His lips quirk in a smile. "Let's see how tonight goes… Maybe a couple of New Yorkers can fall in love in a busy night club, over a couple bottles of water and a whole lot of catching up…"

Her whole body warms up to that idea. "I'd really like that."

He reaches for her then, taking her hand in his and squeezing. His thumb rubs along her knuckles and he says, "So what's been up with my hot, little Jewish-American princess?"

A smile tugs at her lips even as she fights the urge to roll her eyes. "Where to begin…"

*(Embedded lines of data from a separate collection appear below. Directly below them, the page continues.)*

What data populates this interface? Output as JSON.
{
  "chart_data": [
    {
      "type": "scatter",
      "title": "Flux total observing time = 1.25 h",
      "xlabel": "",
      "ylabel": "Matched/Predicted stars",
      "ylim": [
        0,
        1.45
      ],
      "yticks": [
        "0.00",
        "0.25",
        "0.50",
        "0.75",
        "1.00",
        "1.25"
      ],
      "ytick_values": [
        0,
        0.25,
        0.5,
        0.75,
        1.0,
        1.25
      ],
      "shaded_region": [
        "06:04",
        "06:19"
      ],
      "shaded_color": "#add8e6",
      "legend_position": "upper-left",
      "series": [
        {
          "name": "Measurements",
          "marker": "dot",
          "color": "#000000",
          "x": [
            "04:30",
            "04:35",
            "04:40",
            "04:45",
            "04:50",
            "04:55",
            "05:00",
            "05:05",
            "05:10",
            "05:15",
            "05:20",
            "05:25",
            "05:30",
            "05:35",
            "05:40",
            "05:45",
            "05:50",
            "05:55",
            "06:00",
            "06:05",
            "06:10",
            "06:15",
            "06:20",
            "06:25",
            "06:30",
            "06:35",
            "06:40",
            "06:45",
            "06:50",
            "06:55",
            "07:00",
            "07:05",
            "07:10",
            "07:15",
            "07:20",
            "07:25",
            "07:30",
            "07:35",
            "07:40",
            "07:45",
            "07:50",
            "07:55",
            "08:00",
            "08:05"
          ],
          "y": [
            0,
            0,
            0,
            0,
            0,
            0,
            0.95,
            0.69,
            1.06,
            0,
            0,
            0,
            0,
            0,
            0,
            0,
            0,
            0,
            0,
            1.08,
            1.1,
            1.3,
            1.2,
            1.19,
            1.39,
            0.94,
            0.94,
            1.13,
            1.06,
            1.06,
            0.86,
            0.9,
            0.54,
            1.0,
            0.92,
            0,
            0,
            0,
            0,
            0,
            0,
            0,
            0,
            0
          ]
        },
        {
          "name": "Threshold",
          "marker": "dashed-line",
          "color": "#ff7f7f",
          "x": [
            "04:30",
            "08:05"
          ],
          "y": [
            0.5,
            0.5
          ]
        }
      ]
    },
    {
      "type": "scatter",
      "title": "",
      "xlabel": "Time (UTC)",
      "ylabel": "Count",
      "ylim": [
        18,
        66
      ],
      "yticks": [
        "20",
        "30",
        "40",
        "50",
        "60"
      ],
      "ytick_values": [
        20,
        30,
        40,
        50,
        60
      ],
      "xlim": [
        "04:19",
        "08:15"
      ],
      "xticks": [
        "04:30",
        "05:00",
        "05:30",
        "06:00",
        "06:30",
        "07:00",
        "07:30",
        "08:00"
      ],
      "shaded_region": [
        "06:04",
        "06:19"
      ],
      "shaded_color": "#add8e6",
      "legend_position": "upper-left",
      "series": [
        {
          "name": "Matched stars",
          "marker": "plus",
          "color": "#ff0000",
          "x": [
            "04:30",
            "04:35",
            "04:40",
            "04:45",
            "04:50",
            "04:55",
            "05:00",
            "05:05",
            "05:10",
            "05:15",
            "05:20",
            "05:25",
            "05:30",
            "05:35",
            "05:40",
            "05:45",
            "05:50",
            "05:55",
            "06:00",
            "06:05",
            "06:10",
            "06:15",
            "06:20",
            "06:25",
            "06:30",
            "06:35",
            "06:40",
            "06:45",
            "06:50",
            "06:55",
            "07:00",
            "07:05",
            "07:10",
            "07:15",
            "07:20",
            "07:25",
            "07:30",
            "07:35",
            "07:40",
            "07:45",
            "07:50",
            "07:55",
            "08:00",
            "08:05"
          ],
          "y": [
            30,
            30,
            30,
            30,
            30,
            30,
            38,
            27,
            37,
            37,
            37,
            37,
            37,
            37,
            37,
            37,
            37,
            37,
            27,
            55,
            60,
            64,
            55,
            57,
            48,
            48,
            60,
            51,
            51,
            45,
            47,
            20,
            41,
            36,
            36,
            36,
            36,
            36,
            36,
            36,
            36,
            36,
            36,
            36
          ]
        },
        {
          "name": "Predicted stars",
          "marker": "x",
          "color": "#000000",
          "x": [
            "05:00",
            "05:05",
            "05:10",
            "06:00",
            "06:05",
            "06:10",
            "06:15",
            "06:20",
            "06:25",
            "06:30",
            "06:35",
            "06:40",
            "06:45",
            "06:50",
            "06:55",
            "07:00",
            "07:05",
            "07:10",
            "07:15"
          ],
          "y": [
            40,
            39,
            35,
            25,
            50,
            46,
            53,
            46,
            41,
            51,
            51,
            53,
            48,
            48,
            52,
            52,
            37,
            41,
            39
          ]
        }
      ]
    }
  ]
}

He quirks a brow. "Exactly where we left off."

So she does.

And when closing time comes, they call a cab, standing just outside Staccato's, his leather jacket around her shoulders to keep the chill away. A familiar cabby picks them up and brings them back to his place, giving her a thumbs up when she leaves. He takes her up to his apartment; it's small and very masculine, but it's his. He strips her dress off and leaves it pooled just inches from the front door before he picks her up and takes her back to his bed, where he puts that night they shared together as a couple of teenagers to shame.

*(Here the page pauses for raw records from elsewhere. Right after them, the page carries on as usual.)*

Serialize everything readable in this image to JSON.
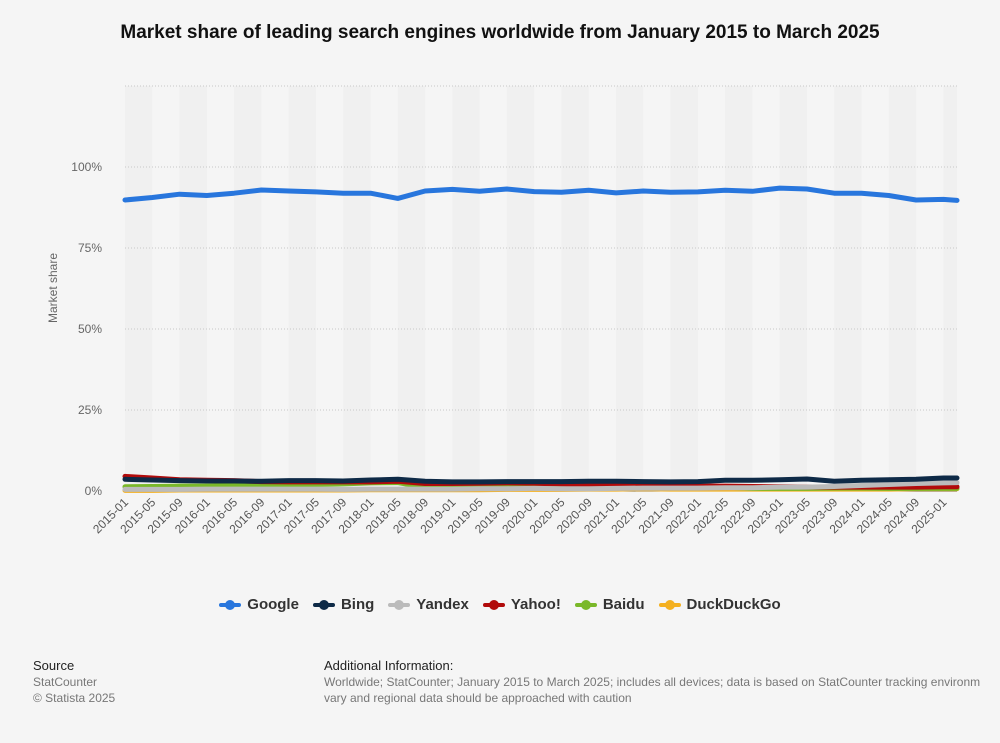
{
  "chart_data": {
    "type": "line",
    "title": "Market share of leading search engines worldwide from January 2015 to March 2025",
    "ylabel": "Market share",
    "xlabel": "",
    "ylim": [
      0,
      125
    ],
    "yticks": [
      "0%",
      "25%",
      "50%",
      "75%",
      "100%"
    ],
    "grid": true,
    "legend_position": "bottom",
    "x": [
      "2015-01",
      "2015-05",
      "2015-09",
      "2016-01",
      "2016-05",
      "2016-09",
      "2017-01",
      "2017-05",
      "2017-09",
      "2018-01",
      "2018-05",
      "2018-09",
      "2019-01",
      "2019-05",
      "2019-09",
      "2020-01",
      "2020-05",
      "2020-09",
      "2021-01",
      "2021-05",
      "2021-09",
      "2022-01",
      "2022-05",
      "2022-09",
      "2023-01",
      "2023-05",
      "2023-09",
      "2024-01",
      "2024-05",
      "2024-09",
      "2025-01",
      "2025-03"
    ],
    "xtick_labels": [
      "2015-01",
      "2015-05",
      "2015-09",
      "2016-01",
      "2016-05",
      "2016-09",
      "2017-01",
      "2017-05",
      "2017-09",
      "2018-01",
      "2018-05",
      "2018-09",
      "2019-01",
      "2019-05",
      "2019-09",
      "2020-01",
      "2020-05",
      "2020-09",
      "2021-01",
      "2021-05",
      "2021-09",
      "2022-01",
      "2022-05",
      "2022-09",
      "2023-01",
      "2023-05",
      "2023-09",
      "2024-01",
      "2024-05",
      "2024-09",
      "2025-01"
    ],
    "series": [
      {
        "name": "Google",
        "color": "#2876dd",
        "values": [
          89.8,
          90.6,
          91.6,
          91.2,
          91.9,
          92.9,
          92.6,
          92.3,
          91.9,
          91.9,
          90.3,
          92.6,
          93.1,
          92.5,
          93.2,
          92.4,
          92.2,
          92.8,
          92.0,
          92.6,
          92.2,
          92.3,
          92.8,
          92.5,
          93.5,
          93.2,
          91.9,
          91.9,
          91.2,
          89.8,
          90.0,
          89.7
        ]
      },
      {
        "name": "Bing",
        "color": "#0e2a47",
        "values": [
          3.6,
          3.4,
          3.2,
          3.1,
          3.1,
          3.0,
          3.2,
          3.2,
          3.1,
          3.4,
          3.6,
          3.0,
          2.8,
          2.8,
          2.9,
          2.9,
          2.9,
          3.0,
          3.0,
          2.9,
          2.8,
          2.9,
          3.3,
          3.3,
          3.5,
          3.7,
          3.0,
          3.3,
          3.5,
          3.6,
          4.0,
          4.0
        ]
      },
      {
        "name": "Yandex",
        "color": "#bbbbbb",
        "values": [
          0.5,
          0.5,
          0.5,
          0.6,
          0.6,
          0.6,
          0.6,
          0.6,
          0.5,
          0.6,
          0.6,
          0.6,
          0.6,
          0.7,
          0.7,
          0.8,
          0.7,
          0.7,
          0.8,
          0.9,
          0.9,
          0.9,
          1.0,
          1.0,
          1.2,
          1.2,
          1.4,
          1.7,
          2.0,
          2.3,
          2.5,
          2.6
        ]
      },
      {
        "name": "Yahoo!",
        "color": "#b10b0b",
        "values": [
          4.5,
          4.0,
          3.5,
          3.3,
          3.2,
          2.9,
          2.8,
          2.8,
          2.8,
          2.8,
          3.0,
          2.3,
          2.3,
          2.4,
          2.5,
          2.4,
          2.2,
          2.0,
          1.9,
          1.7,
          1.6,
          1.5,
          1.5,
          1.4,
          1.3,
          1.2,
          1.2,
          1.2,
          1.2,
          1.2,
          1.3,
          1.3
        ]
      },
      {
        "name": "Baidu",
        "color": "#7ab829",
        "values": [
          1.3,
          1.4,
          1.5,
          1.5,
          1.6,
          1.7,
          1.9,
          2.0,
          2.2,
          2.5,
          2.6,
          1.1,
          1.0,
          1.0,
          1.1,
          1.2,
          1.2,
          1.4,
          1.5,
          1.5,
          1.4,
          1.4,
          1.2,
          0.8,
          0.8,
          0.8,
          0.9,
          0.9,
          0.8,
          0.8,
          0.8,
          0.8
        ]
      },
      {
        "name": "DuckDuckGo",
        "color": "#f4b01f",
        "values": [
          0.2,
          0.2,
          0.3,
          0.3,
          0.3,
          0.3,
          0.3,
          0.3,
          0.3,
          0.4,
          0.4,
          0.4,
          0.4,
          0.4,
          0.5,
          0.5,
          0.5,
          0.6,
          0.6,
          0.7,
          0.6,
          0.6,
          0.6,
          0.6,
          0.6,
          0.6,
          0.6,
          0.6,
          0.6,
          0.7,
          0.7,
          0.7
        ]
      }
    ]
  },
  "footer": {
    "source_heading": "Source",
    "source_lines": [
      "StatCounter",
      "© Statista 2025"
    ],
    "additional_heading": "Additional Information:",
    "additional_lines": [
      "Worldwide; StatCounter; January 2015 to March 2025; includes all devices; data is based on StatCounter tracking environm",
      "vary and regional data should be approached with caution"
    ]
  }
}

She lazes in his bed long past noon, her body aching in the best of ways, and for a moment she's disappointed to find he's not there, that she hasn't woken up with his arm wrapped around her waist or his snoring in her ear. She doesn't brood long before he walks into the room with breakfast in hand.

"Not really sure what vegans eat, so I hunted and gathered fruit," he tells her, smirking as he passes over a bowl of mixed fruit, every kind she could think of.

She hugs the bowl in her lap, his sheet pulled up around her noticeably naked body. With unattractive bedhead and morning breath, she almost cringes to see he looks as perfectly handsome as ever.

Her fears wash away when he plops down next to her, kisses her bare shoulder, and says, "So how about round four of our amazing record attempt for most orgasms in a twenty-four hour period and then we'll run lines on that new role you're gonna score this weekend?"

Honeydew between her teeth, she looks back at him over her shoulder, sprawled lazily against the pillows, and smiles. "I like the way your mind works."

He smirks. "I like the way your skin tastes."

She flushes, but rolls over to straddle his waist, letting the sheet fall. "Does the rule book have anything against enjoying food while attempting this record of yours?"

He squeezes her thighs and shakes his head.

She holds out a strawberry for him. "Let round four begin!" she declares.

Laughing, he nips her fingers lightly as he takes the offered berry.

It's the first morning of a lifetime. One she'll never have to look back on and wish had played out differently. Because this is exactly as it should be. It's them. In New York. Living their dreams. And most importantly, doing it all, together.